Just kidding, i didn’t become a Deadhead and abandon the garden: i was trimming the flowers. A well known-and sometimes dreaded (pun intended)- garden pastime is deadheading old bloomed flowers. This simply means cutting off the flower to prevent the plant from producing its seed- which you’ll recall, if you were paying attention in class, is the ultimate purpose of a flower.
Deadheading is good for many things:
- it prevents plants from self-seeding and taking over your garden (though, some annuals need to seed if you want them next year!)
- it forces the plant the produce more flowers
- it keeps the garden looking tidy, thus less likely to tick off the neighbors
I usually use a skinny pair of scissors, so i can get really close to the next leaf down without damaging it, trying to get as close to the base of the flower stem as possible. If you simply cut the flower head off, you’ll be left with a few inches of dying stem. Here’s a sunflower that i cut last week, and it’s already sending up 2 more buds. The following buds tend to be a bit smaller than the previous flower.

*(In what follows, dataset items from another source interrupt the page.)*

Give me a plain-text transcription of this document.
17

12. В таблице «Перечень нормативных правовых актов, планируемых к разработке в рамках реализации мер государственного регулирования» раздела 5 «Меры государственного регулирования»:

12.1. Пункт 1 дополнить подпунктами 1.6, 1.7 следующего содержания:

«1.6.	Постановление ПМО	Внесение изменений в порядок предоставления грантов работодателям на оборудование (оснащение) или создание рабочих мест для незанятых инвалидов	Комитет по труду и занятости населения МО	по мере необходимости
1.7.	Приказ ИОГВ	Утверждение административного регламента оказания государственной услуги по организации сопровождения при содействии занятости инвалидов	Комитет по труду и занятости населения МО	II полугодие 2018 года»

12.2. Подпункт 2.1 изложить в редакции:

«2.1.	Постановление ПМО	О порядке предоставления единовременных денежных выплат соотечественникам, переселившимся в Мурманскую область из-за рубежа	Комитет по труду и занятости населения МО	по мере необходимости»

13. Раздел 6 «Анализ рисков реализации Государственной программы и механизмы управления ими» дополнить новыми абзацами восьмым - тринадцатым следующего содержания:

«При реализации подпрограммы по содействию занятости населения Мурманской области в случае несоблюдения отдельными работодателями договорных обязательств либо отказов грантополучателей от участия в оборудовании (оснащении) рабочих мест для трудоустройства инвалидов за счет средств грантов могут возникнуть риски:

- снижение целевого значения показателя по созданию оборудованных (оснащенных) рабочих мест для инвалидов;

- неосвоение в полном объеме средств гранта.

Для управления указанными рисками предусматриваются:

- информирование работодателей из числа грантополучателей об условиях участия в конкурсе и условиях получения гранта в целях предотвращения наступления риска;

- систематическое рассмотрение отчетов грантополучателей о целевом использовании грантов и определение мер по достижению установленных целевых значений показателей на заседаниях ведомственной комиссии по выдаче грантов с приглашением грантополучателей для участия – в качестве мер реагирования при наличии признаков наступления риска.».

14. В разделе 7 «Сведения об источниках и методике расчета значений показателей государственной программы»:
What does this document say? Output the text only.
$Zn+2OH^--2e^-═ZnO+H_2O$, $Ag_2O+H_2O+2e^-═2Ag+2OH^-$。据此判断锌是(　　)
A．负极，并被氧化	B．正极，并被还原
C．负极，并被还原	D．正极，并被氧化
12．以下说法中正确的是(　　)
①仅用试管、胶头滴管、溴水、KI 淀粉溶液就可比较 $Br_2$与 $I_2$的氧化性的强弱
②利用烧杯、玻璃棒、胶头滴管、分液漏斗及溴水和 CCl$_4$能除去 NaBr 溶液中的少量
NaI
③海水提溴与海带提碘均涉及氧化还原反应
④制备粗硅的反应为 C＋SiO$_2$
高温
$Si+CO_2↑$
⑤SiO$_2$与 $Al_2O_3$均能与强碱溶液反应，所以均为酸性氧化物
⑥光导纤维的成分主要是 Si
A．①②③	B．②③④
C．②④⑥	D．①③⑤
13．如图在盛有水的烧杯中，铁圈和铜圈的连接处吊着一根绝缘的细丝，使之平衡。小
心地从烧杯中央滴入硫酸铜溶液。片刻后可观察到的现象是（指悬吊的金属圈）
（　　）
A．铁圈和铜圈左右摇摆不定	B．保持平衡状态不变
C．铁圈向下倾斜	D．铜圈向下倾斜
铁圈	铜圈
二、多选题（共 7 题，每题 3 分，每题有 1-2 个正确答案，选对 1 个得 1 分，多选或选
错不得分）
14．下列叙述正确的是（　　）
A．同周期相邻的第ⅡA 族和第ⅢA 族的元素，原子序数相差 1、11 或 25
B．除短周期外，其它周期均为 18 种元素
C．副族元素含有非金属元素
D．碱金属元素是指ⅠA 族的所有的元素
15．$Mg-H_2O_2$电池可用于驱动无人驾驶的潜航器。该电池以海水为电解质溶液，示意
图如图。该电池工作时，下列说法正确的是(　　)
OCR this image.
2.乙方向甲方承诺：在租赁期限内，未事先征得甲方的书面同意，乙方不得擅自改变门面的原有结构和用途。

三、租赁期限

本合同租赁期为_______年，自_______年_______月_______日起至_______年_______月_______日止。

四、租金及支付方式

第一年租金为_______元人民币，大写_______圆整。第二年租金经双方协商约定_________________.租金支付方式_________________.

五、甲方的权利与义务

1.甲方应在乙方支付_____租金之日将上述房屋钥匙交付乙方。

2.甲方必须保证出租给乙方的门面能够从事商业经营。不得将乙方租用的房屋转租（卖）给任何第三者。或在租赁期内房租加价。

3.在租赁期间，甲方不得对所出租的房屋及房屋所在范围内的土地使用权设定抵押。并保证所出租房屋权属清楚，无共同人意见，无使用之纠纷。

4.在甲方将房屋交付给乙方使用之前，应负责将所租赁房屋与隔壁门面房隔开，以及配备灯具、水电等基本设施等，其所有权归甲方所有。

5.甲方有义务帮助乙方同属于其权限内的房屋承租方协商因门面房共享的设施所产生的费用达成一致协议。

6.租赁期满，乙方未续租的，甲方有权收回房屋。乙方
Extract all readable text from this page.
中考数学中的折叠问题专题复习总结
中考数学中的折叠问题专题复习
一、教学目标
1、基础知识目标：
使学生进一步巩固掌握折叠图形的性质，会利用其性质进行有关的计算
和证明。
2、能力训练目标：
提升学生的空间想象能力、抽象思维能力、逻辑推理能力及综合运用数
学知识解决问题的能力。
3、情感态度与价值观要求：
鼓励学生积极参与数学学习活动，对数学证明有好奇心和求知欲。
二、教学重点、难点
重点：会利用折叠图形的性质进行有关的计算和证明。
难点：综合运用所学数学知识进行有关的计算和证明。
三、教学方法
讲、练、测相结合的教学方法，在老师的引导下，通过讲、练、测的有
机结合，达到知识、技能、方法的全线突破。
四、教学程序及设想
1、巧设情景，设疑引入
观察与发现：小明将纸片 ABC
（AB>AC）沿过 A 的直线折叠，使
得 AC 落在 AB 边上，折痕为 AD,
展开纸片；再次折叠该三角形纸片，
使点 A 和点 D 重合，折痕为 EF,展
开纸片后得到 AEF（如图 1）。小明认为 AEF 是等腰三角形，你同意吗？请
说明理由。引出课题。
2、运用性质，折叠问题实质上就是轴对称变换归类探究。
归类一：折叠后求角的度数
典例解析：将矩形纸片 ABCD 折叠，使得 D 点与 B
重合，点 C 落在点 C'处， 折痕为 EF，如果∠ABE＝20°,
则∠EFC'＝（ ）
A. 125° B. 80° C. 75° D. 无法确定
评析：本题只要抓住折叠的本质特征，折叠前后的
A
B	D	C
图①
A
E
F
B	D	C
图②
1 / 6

If you’re really keeping on top of the dead flowers, you can stress out the plant if you’re not feeding it: flowers take a lot of nutrients and energy to produce. I’ve been adding an occasional side dressing of compost or worm castings (if i can get my hands on some), and the plants seem to be fairing well so far.
I leave the cut sunflowers on the ground for the birds and squirrels (if they eat those, maybe they’ll leave my veggies alone), and in the fall, i’ll let the sunflowers go to seed and leave them on the stalk for the migratory birds on their way back home. For now, the flowers are attracting some local goldfinches, tons of bees, and a few different species of butterflies. Peace, dude.